Alors les citoyens d’Asbestos, au Québec, qui sont sans industrie de base depuis que la mine d’amiante a fermé ses portes l’année dernière, se réjouissent. Dans une municipalité de 7 000 habitants, ces 425 emplois ont évidemment une signification considérable. Le nombre n’est toutefois pas important à un point tel qu’un ou des gouvernements ne puisse pas trouver un moyen d’indemniser les anciens travailleurs de la mine. Il est question de peut-être quelques millions de dollars, mais que vaut la réputation d’un pays?

La plupart des Canadiens semblent faire peu de cas de la question de l’amiante, mais celle-ci s’ajoute à une liste d’autres questions morales qui commencent à nuire à l’image du gouvernement Harper. Ces dernières semaines, le NPD a dépassé les Conservateurs dans de nombreux sondages nationaux. Le NPD et les Libéraux disent qu’ils mettraient fin à l’exportation d’amiante.

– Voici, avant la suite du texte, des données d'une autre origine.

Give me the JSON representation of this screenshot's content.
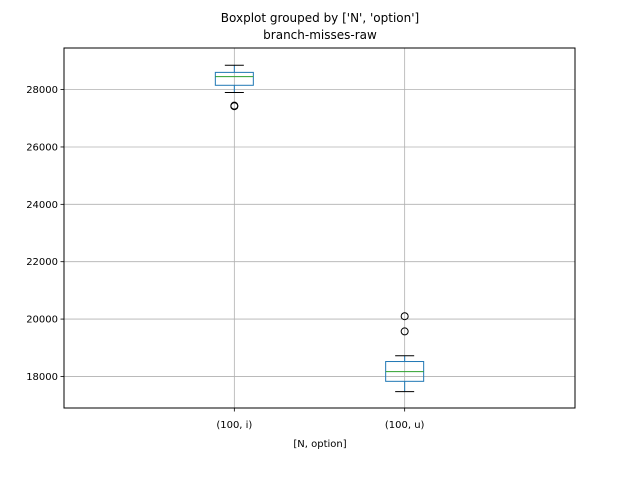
{
  "chart_data": {
    "type": "boxplot",
    "suptitle": "Boxplot grouped by ['N', 'option']",
    "title": "branch-misses-raw",
    "xlabel": "[N, option]",
    "ylabel": "",
    "ylim": [
      16900,
      29450
    ],
    "yticks": [
      18000,
      20000,
      22000,
      24000,
      26000,
      28000
    ],
    "grid": true,
    "colors": {
      "box": "#1f77b4",
      "median": "#2ca02c",
      "whisker": "#000000",
      "grid": "#b0b0b0"
    },
    "categories": [
      "(100, i)",
      "(100, u)"
    ],
    "boxes": [
      {
        "label": "(100, i)",
        "whislo": 27900,
        "q1": 28150,
        "med": 28450,
        "q3": 28600,
        "whishi": 28850,
        "fliers": [
          27420,
          27440
        ]
      },
      {
        "label": "(100, u)",
        "whislo": 17470,
        "q1": 17830,
        "med": 18170,
        "q3": 18520,
        "whishi": 18720,
        "fliers": [
          19570,
          20100
        ]
      }
    ]
  }
}
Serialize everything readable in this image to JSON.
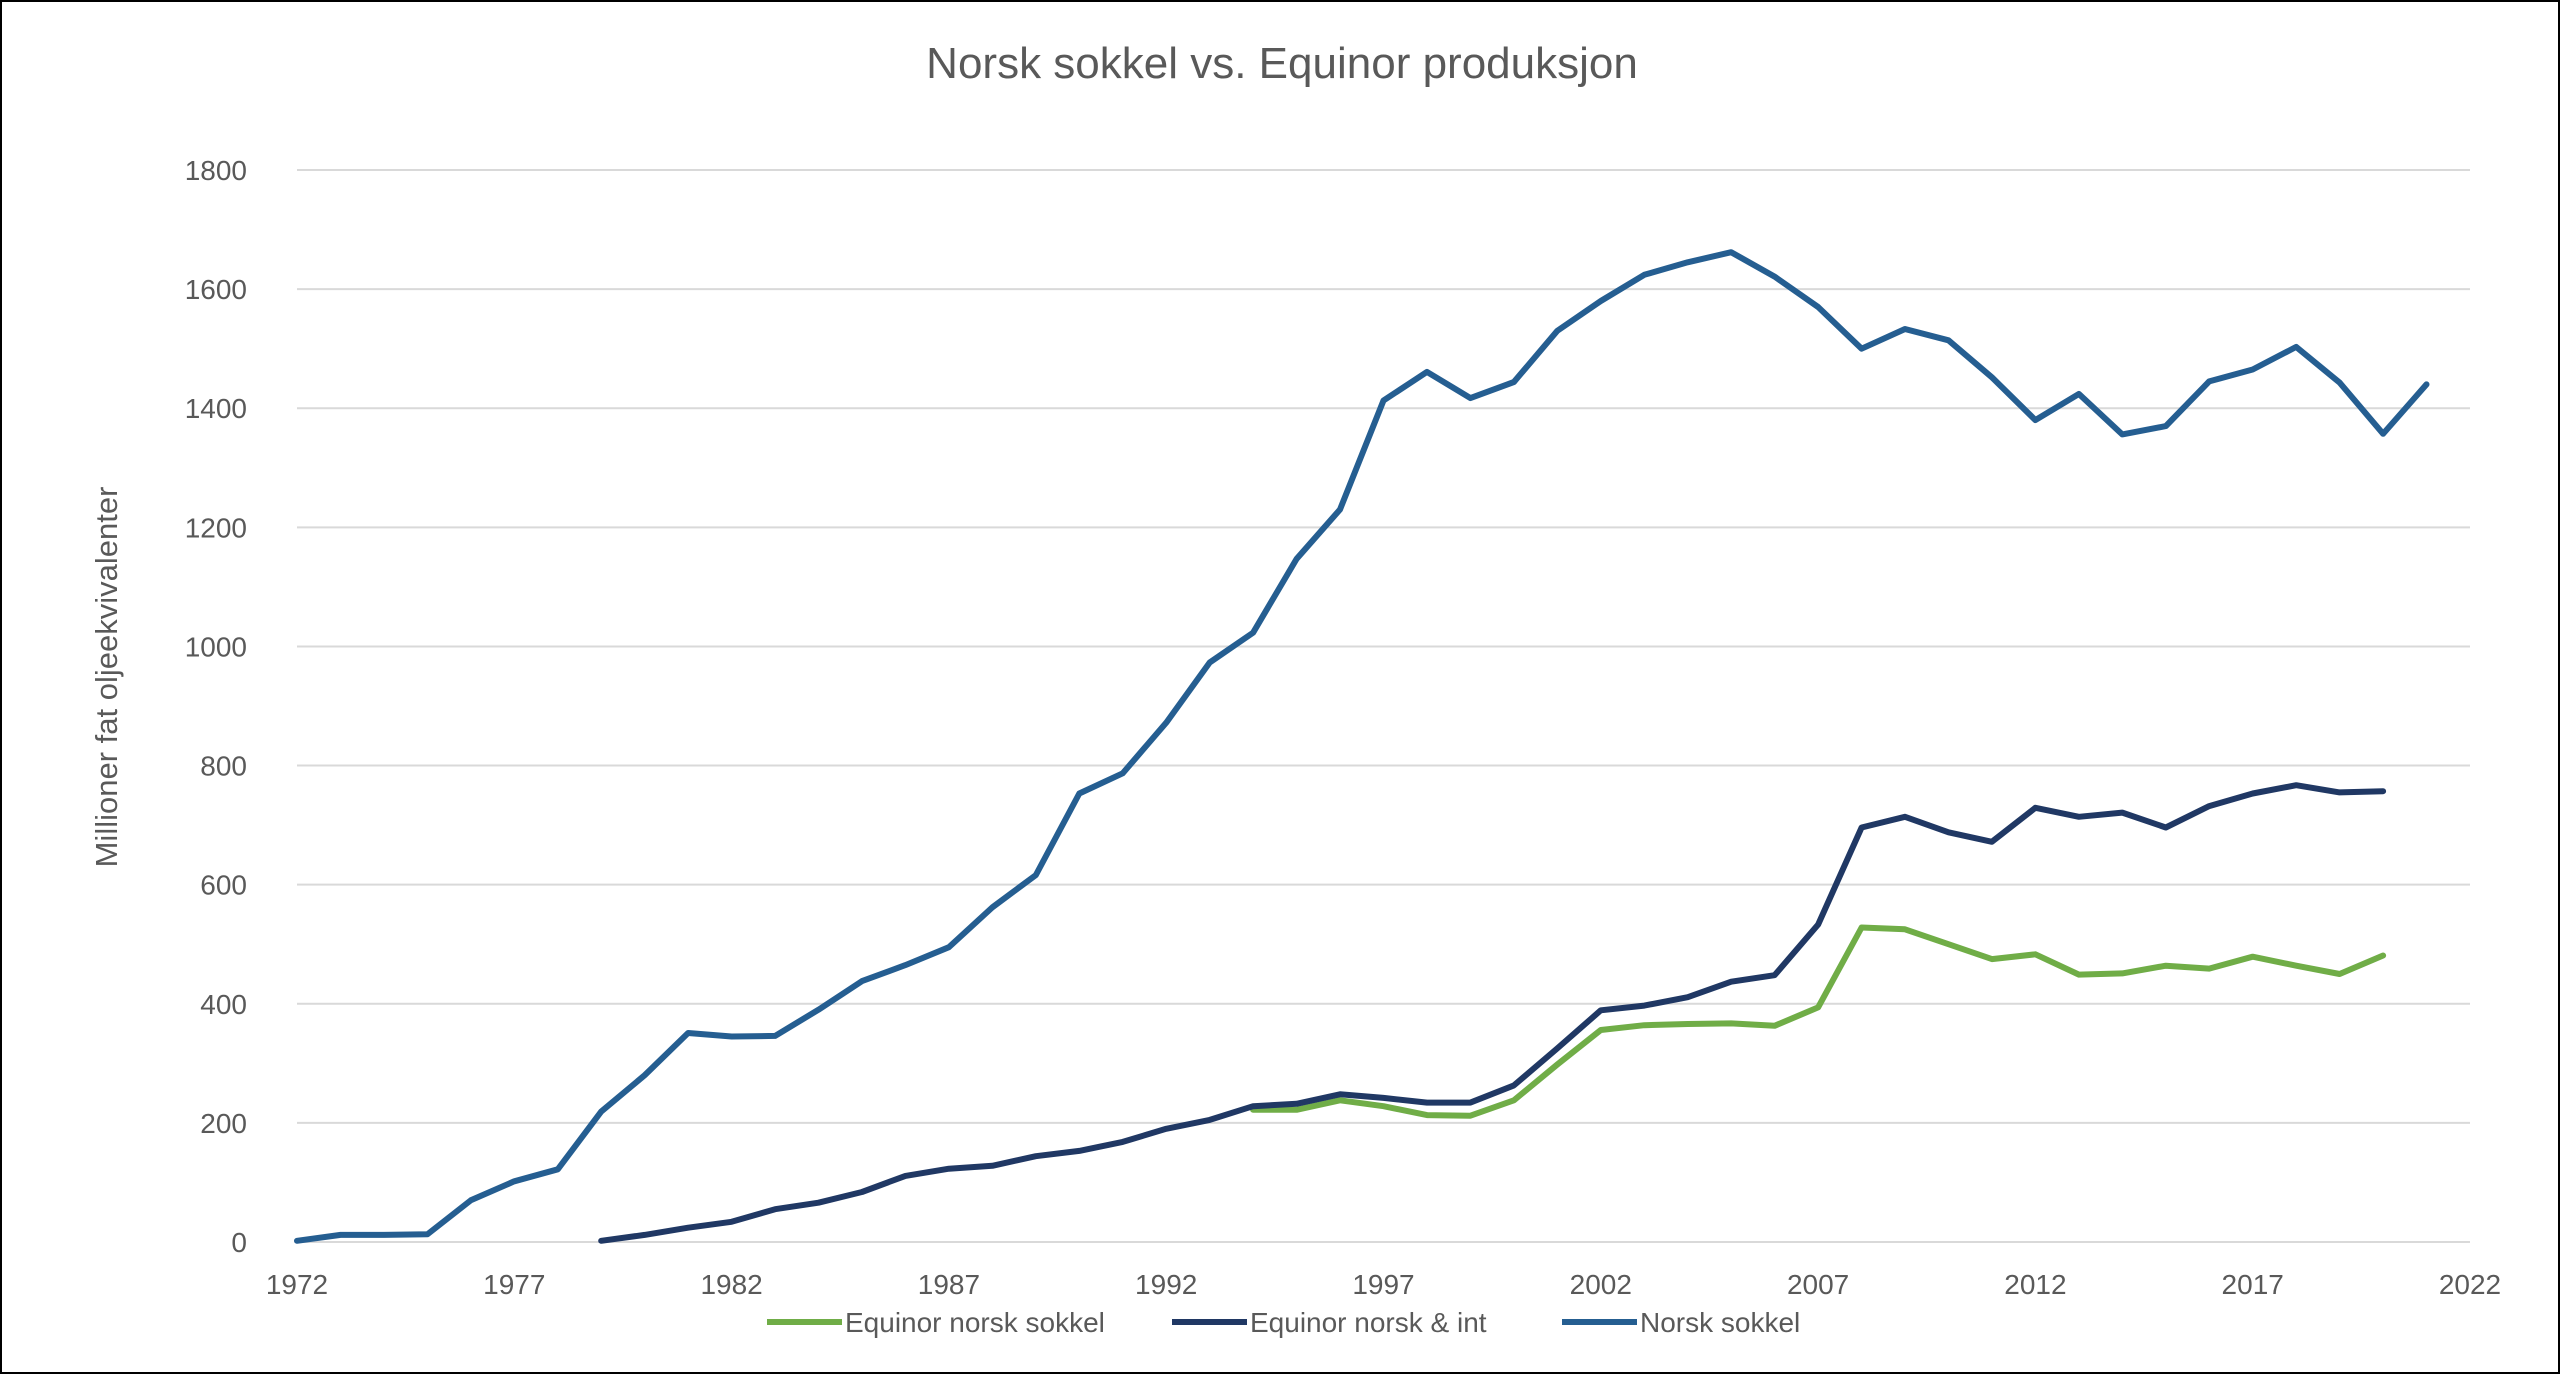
{
  "chart_data": {
    "type": "line",
    "title": "Norsk sokkel vs. Equinor produksjon",
    "xlabel": "",
    "ylabel": "Millioner fat oljeekvivalenter",
    "xlim": [
      1972,
      2022
    ],
    "ylim": [
      0,
      1800
    ],
    "x_ticks": [
      1972,
      1977,
      1982,
      1987,
      1992,
      1997,
      2002,
      2007,
      2012,
      2017,
      2022
    ],
    "y_ticks": [
      0,
      200,
      400,
      600,
      800,
      1000,
      1200,
      1400,
      1600,
      1800
    ],
    "grid": true,
    "legend_position": "bottom",
    "series": [
      {
        "name": "Equinor norsk sokkel",
        "color": "#70ad47",
        "x": [
          1994,
          1995,
          1996,
          1997,
          1998,
          1999,
          2000,
          2001,
          2002,
          2003,
          2004,
          2005,
          2006,
          2007,
          2008,
          2009,
          2010,
          2011,
          2012,
          2013,
          2014,
          2015,
          2016,
          2017,
          2018,
          2019,
          2020
        ],
        "values": [
          222,
          222,
          238,
          228,
          213,
          212,
          238,
          298,
          356,
          364,
          366,
          367,
          363,
          394,
          528,
          525,
          500,
          475,
          483,
          449,
          451,
          464,
          459,
          479,
          464,
          450,
          481
        ]
      },
      {
        "name": "Equinor norsk & int",
        "color": "#203864",
        "x": [
          1979,
          1980,
          1981,
          1982,
          1983,
          1984,
          1985,
          1986,
          1987,
          1988,
          1989,
          1990,
          1991,
          1992,
          1993,
          1994,
          1995,
          1996,
          1997,
          1998,
          1999,
          2000,
          2001,
          2002,
          2003,
          2004,
          2005,
          2006,
          2007,
          2008,
          2009,
          2010,
          2011,
          2012,
          2013,
          2014,
          2015,
          2016,
          2017,
          2018,
          2019,
          2020
        ],
        "values": [
          2,
          12,
          24,
          34,
          55,
          66,
          84,
          111,
          123,
          128,
          144,
          153,
          168,
          190,
          205,
          228,
          232,
          248,
          242,
          234,
          234,
          263,
          325,
          389,
          397,
          411,
          437,
          448,
          533,
          696,
          714,
          688,
          672,
          729,
          714,
          721,
          696,
          732,
          753,
          767,
          755,
          757
        ]
      },
      {
        "name": "Norsk sokkel",
        "color": "#255e91",
        "x": [
          1972,
          1973,
          1974,
          1975,
          1976,
          1977,
          1978,
          1979,
          1980,
          1981,
          1982,
          1983,
          1984,
          1985,
          1986,
          1987,
          1988,
          1989,
          1990,
          1991,
          1992,
          1993,
          1994,
          1995,
          1996,
          1997,
          1998,
          1999,
          2000,
          2001,
          2002,
          2003,
          2004,
          2005,
          2006,
          2007,
          2008,
          2009,
          2010,
          2011,
          2012,
          2013,
          2014,
          2015,
          2016,
          2017,
          2018,
          2019,
          2020,
          2021
        ],
        "values": [
          2,
          12,
          12,
          13,
          70,
          102,
          122,
          219,
          280,
          351,
          345,
          346,
          390,
          438,
          465,
          495,
          562,
          616,
          753,
          787,
          872,
          973,
          1023,
          1147,
          1230,
          1413,
          1461,
          1417,
          1444,
          1530,
          1580,
          1624,
          1645,
          1662,
          1621,
          1570,
          1500,
          1533,
          1514,
          1452,
          1380,
          1424,
          1356,
          1370,
          1445,
          1465,
          1503,
          1443,
          1357,
          1440
        ]
      }
    ]
  }
}
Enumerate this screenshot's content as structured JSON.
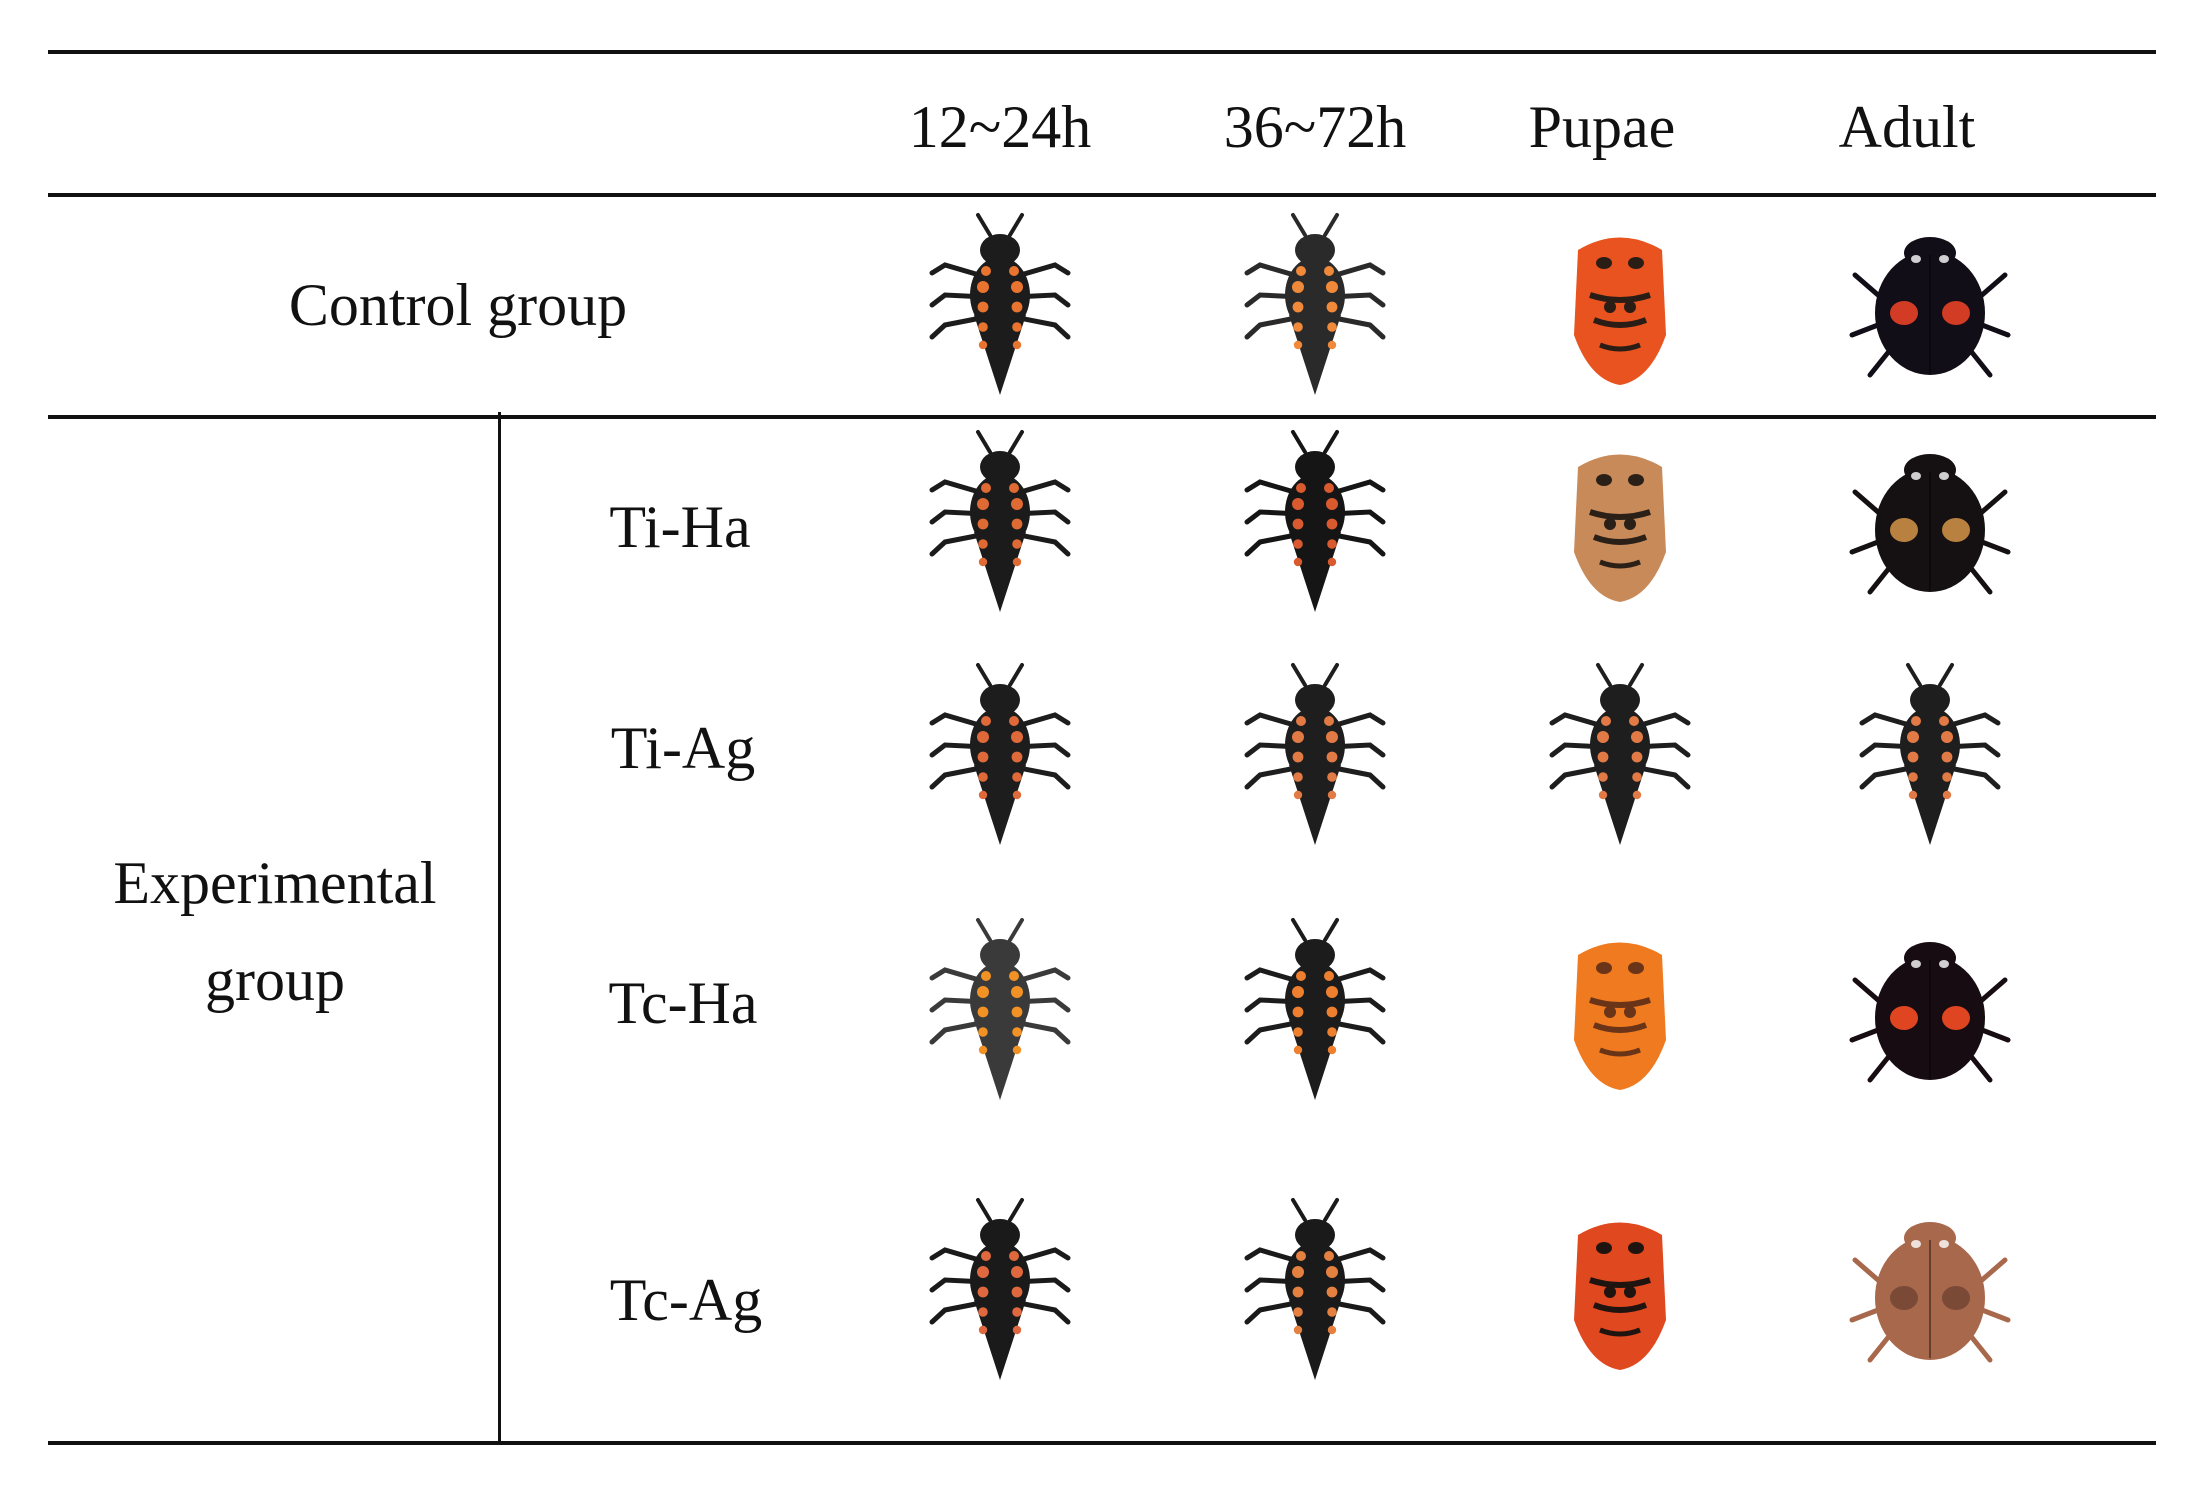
{
  "header": {
    "columns": [
      "12~24h",
      "36~72h",
      "Pupae",
      "Adult"
    ]
  },
  "rows": {
    "control_label": "Control group",
    "experimental_label_line1": "Experimental",
    "experimental_label_line2": "group",
    "treatments": [
      "Ti-Ha",
      "Ti-Ag",
      "Tc-Ha",
      "Tc-Ag"
    ]
  },
  "specimens": [
    {
      "row": "Control group",
      "stage": "12~24h",
      "kind": "larva",
      "body": "#1c1c1c",
      "accent": "#e8742f"
    },
    {
      "row": "Control group",
      "stage": "36~72h",
      "kind": "larva",
      "body": "#2a2a2a",
      "accent": "#f08a3a"
    },
    {
      "row": "Control group",
      "stage": "Pupae",
      "kind": "pupa",
      "body": "#e8531f",
      "accent": "#2a1d16"
    },
    {
      "row": "Control group",
      "stage": "Adult",
      "kind": "adult",
      "body": "#120e18",
      "accent": "#d23b24"
    },
    {
      "row": "Ti-Ha",
      "stage": "12~24h",
      "kind": "larva",
      "body": "#1b1b1b",
      "accent": "#e06a33"
    },
    {
      "row": "Ti-Ha",
      "stage": "36~72h",
      "kind": "larva",
      "body": "#151515",
      "accent": "#d85a2e"
    },
    {
      "row": "Ti-Ha",
      "stage": "Pupae",
      "kind": "pupa",
      "body": "#c98a5a",
      "accent": "#2b2018"
    },
    {
      "row": "Ti-Ha",
      "stage": "Adult",
      "kind": "adult",
      "body": "#151012",
      "accent": "#b9813f"
    },
    {
      "row": "Ti-Ag",
      "stage": "12~24h",
      "kind": "larva",
      "body": "#1d1d1d",
      "accent": "#e0693a"
    },
    {
      "row": "Ti-Ag",
      "stage": "36~72h",
      "kind": "larva",
      "body": "#1e1e1e",
      "accent": "#e27a45"
    },
    {
      "row": "Ti-Ag",
      "stage": "Pupae",
      "kind": "larva",
      "body": "#1e1e1e",
      "accent": "#e27a45"
    },
    {
      "row": "Ti-Ag",
      "stage": "Adult",
      "kind": "larva",
      "body": "#1e1e1e",
      "accent": "#e27a45"
    },
    {
      "row": "Tc-Ha",
      "stage": "12~24h",
      "kind": "larva",
      "body": "#3a3a3a",
      "accent": "#f39224"
    },
    {
      "row": "Tc-Ha",
      "stage": "36~72h",
      "kind": "larva",
      "body": "#1c1c1c",
      "accent": "#ee7f2f"
    },
    {
      "row": "Tc-Ha",
      "stage": "Pupae",
      "kind": "pupa",
      "body": "#f07a1f",
      "accent": "#6a3418"
    },
    {
      "row": "Tc-Ha",
      "stage": "Adult",
      "kind": "adult",
      "body": "#160c12",
      "accent": "#e04521"
    },
    {
      "row": "Tc-Ag",
      "stage": "12~24h",
      "kind": "larva",
      "body": "#1a1a1a",
      "accent": "#e0683f"
    },
    {
      "row": "Tc-Ag",
      "stage": "36~72h",
      "kind": "larva",
      "body": "#1a1a1a",
      "accent": "#e48040"
    },
    {
      "row": "Tc-Ag",
      "stage": "Pupae",
      "kind": "pupa",
      "body": "#e0481f",
      "accent": "#1f140f"
    },
    {
      "row": "Tc-Ag",
      "stage": "Adult",
      "kind": "adult",
      "body": "#a8684c",
      "accent": "#7a4a36"
    }
  ]
}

Les Canadiens ordinaires ne sont peut-être pas préoccupés par l’amiante, mais ceux qui ont examiné les risques pour la santé associés à l’amiante le sont certainement. Il y a trois ans, l’Association médicale canadienne s’est jointe à l’Association canadienne de santé publique et à la Société nationale de spécialistes pour la médecine communautaire pour demander au gouvernement canadien d’interdire l’utilisation et l’exportation de l’amiante.

Selon la présidente de l’AMC, Anne Doig, « il est inconcevable de limiter l’utilisation de l’amiante dans notre propre pays, mais de continuer à faire l’exportation de ce produit dangereux partout dans le monde ».

La Confédération des syndicats nationaux, qui compte 300 000 membres, ne s’oppose normalement pas aux projets qui créent des emplois. Elle s’est cependant opposée publiquement à la garantie d’emprunt actuellement offerte par le gouvernement Charest. Si Charest n’est pas réélu, ne vous attendez pas à un changement de politique de la part d’une province qui a si souvent devancé le reste du Canada en matière de programmes sociaux axés sur la compassion. Le Parti québécois est aussi favorable à l’exportation de l’amiante.

Qu’est-il arrivé au Canada, symbole national de civisme et de sens moral? Les voyageurs qui se rendent à l’étranger voudront peut-être arracher les feuilles d’érable de leurs sacs à dos. Notre pays n’est plus vraiment source d’admiration. Nous sommes responsables d’une trop grande part des problèmes dans le monde de nos jours; et nous ne faisons plus suffisamment partie des solutions.